Photo Credit: Patrick McCormack

“My vocabulary got pretty big, pretty fast. My songs are organically a little wordy, though, I don’t say to myself, ‘I’m a wordy person, so I’m going to use all the words I know,’” explains dry-witted Vermont-based singer/songwriter Henry Jamison, who grew up with an English professor and a composer, otherwise respectively known as “mom and dad.” “I was young when I started writing songs, they were about how I didn’t want to go to school, and about Santa, you know, wish fulfillment songs,” he adds with a laugh, and recalls a childhood without action figures, television, or computer games, where imagination and innovation were the tools for entertainment—and then there was music. “I played guitar in the sense that I would put it on the floor and hit it with a wooden spoon. Actually, it was more like a pots and pans and guitar kind of set up, pieces for vocals and percussion,” he says.

After a stint in orchestras and a youth folk choir, where participants explored everything from sacred harp singing to African folk songs ( “It was a rag-tag kind of hippie kind of thing,”  he recalls), his teenage horizons broadened when he discovered rock n’ roll. “I rebelled, not a crazy rebellion, but a little rebellion, and got more interested in rock than classical music,” Jamison says. In the songs from his forthcoming solo debut, The Wilds, set for release on October 27th via Akira Records, this unique blend of influences is on full display—poetic lyrics delicately planted in a folk rock-inspired landscape, decorated with lush layers of sonic ambience, and accented with orchestral elements.“I write to encapsulate my worldview at the time, things that happen to me but also a broader philosophical outlook on them. It starts as gibberish and ends up as lyrics,” he says of his process, and admits the recording process was a long one.

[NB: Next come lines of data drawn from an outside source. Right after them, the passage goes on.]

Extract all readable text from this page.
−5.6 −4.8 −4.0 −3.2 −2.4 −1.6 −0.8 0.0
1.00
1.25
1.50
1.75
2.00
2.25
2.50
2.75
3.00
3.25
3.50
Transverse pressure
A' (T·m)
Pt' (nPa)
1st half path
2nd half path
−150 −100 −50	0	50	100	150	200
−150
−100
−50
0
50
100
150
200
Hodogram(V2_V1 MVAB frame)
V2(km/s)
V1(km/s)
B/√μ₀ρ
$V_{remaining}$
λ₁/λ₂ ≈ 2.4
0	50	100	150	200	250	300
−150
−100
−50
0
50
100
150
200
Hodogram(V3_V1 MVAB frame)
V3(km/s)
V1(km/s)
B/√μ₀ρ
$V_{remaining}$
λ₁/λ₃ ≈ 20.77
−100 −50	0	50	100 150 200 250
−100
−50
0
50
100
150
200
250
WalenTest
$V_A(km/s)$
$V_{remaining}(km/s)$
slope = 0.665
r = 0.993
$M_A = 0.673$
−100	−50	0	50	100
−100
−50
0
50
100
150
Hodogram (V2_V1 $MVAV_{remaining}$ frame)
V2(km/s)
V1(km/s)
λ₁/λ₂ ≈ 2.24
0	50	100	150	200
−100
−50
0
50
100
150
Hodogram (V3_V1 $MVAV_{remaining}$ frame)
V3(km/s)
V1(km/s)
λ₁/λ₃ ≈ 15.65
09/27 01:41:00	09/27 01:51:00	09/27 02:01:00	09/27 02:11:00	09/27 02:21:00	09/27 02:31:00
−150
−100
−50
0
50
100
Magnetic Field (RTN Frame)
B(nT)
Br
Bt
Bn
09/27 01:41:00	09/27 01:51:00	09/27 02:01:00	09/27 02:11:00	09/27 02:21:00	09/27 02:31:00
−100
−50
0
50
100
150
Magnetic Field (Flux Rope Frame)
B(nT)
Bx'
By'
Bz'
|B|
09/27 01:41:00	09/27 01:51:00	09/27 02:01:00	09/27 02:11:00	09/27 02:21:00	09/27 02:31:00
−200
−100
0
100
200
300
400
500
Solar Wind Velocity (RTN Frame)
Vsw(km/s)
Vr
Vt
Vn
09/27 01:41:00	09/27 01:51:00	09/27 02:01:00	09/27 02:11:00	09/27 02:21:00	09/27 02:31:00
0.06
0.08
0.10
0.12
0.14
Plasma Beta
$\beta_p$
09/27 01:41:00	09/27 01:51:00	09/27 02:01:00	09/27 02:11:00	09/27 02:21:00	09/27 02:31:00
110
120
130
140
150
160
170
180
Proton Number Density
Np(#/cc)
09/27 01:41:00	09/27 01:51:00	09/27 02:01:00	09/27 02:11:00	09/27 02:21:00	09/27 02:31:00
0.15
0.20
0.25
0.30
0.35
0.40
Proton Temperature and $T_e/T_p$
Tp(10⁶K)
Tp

“There was a lot around it,” he continues. “Imagine a big tapestry—the record was made from something cut from the middle of the tapestry, but all around it is a big mess of threads and other shit on there,” he says with a laugh. “It took a lot to narrow what I wanted to do, sound-wise and thematically. A lot of the songs I write are boy-girl songs, but there’s a percentage that are symbolic, pure poetry without a clear story. It took two years to get it all figured out and make it cohesive.” The album was recorded in a very “Vermont” atmosphere, in a mountain forest cabin-turned-studio on a maple sugar farm. “I live in Burlington, which is one of the most urban zones in Vermont, it’s a little grimier than what people tend to think of when they imagine Vermont,” he laughs. “A lot of people will go into the country to record, there’s a pilgrimage aspect to it. The scene was way more ‘Vermont’ than I expected it to be.”

On August 24th, Jamison, whose music has garnered millions of streams from over a million monthly listeners on Spotify alone, will begin a full band tour, dazzling hard-won fans in the States and across Europe. “I appreciate the fans I have; they’re very dedicated. I am excited to visit them, and I hope this time, they’ll bring their friends,” he says. “I feel like a diplomat, going out and telling people something I’m about, but not telling all,” he adds. “Maybe they’ll stick around for the rest.”